For the long period of time between 1910 and 1945, the entire Korean peninsula was occupied by the Japanese Imperialist and luckily unshackled from the fetters of the Japanese colonial rule on August 15, 1945 thanks to the U.S. atomic bombs dropped on two densely populated cities in Japan.
Strangely enough, the dim-witted people on the Korean peninsula began clashing each other being separated as pro-Communism and pro-Capitalism rather than solidifying national power right after the liberation. Such a chaotic situation continued for about five years in between the 38th parallel drawn by the two super powers after the Japanese surrender.
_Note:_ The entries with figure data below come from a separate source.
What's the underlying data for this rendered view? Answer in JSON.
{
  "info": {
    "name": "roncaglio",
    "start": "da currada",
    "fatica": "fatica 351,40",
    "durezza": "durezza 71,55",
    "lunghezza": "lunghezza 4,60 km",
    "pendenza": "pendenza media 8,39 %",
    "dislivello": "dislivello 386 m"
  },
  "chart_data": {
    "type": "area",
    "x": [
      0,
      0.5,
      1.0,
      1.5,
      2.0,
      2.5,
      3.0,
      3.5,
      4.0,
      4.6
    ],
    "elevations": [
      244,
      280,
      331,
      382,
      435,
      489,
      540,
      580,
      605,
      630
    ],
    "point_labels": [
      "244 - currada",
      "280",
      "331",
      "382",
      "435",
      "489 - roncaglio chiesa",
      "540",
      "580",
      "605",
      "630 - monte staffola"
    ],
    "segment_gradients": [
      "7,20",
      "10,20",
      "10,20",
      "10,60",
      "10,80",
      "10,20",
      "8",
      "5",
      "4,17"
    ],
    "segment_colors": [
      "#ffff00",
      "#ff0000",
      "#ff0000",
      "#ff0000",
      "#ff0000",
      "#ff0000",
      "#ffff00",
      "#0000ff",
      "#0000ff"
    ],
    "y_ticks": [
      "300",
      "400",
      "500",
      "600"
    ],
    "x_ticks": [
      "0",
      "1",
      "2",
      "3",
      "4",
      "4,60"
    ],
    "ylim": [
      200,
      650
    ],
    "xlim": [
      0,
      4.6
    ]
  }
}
On August 15, 1948, a legitimate government of the Republic of Korea solely approved by the United Nations was finally established in the South amid endless sabotages and interruptions from the North.
But unfortunately, at dawn of June 25, 1950, on Sunday, the USSR backed North Korean Communist regime heavily equipped with the Soviet weapons and munitions invaded South Korea by launching a surprise attack. The surprise attack caught South Korea completely off guard as the newly born nation was not properly prepared for the surprise attack.
Therefore, an unresisting seizure of the ROK’s capital of Seoul by the enemy was possible in just three days. The NK communist regime at last forced its way down to the Nakdong river front, a perimeter area of Busan, the second largest city located 430 km away from Seoul to the far south in three months despite rapid US forces deployments to deter enemy’s continued advance.
In the meantime, by the grace of God, because of the Inchon Amphibious Operation (Chromite) commanded by General of the Army Douglas MacArthur of the United States Army, South Korea was able to recapture of her capital of Seoul on September 28, 1950.
Viewing ROK’s modern history especially on ROK-US alliance, it is an undeniable fact that the United States saved ROK twice the first in 1945 and the second in1950, which played an essential role in helping South Korea to build a remarkable prosperity we are enjoying today.
Nonetheless, though we hope not, we Koreans have become aware of that the amicable 70-year-long alliance relationship between the two countries, ROK and the United States seems to be slowly deteriorating against our will.
On this particular occasion, a flood of anxious thoughts that abruptly coursed through my mind makes me remind our fellow Koreans of a well-known saying left by a US philosopher, George Santayana “those who cannot remember the past are condemned to repeat it”. Dear fellow citizens, let’s not fail to remember the past and bring our utmost efforts so that it cannot be repeated in our history. Thanks to you all.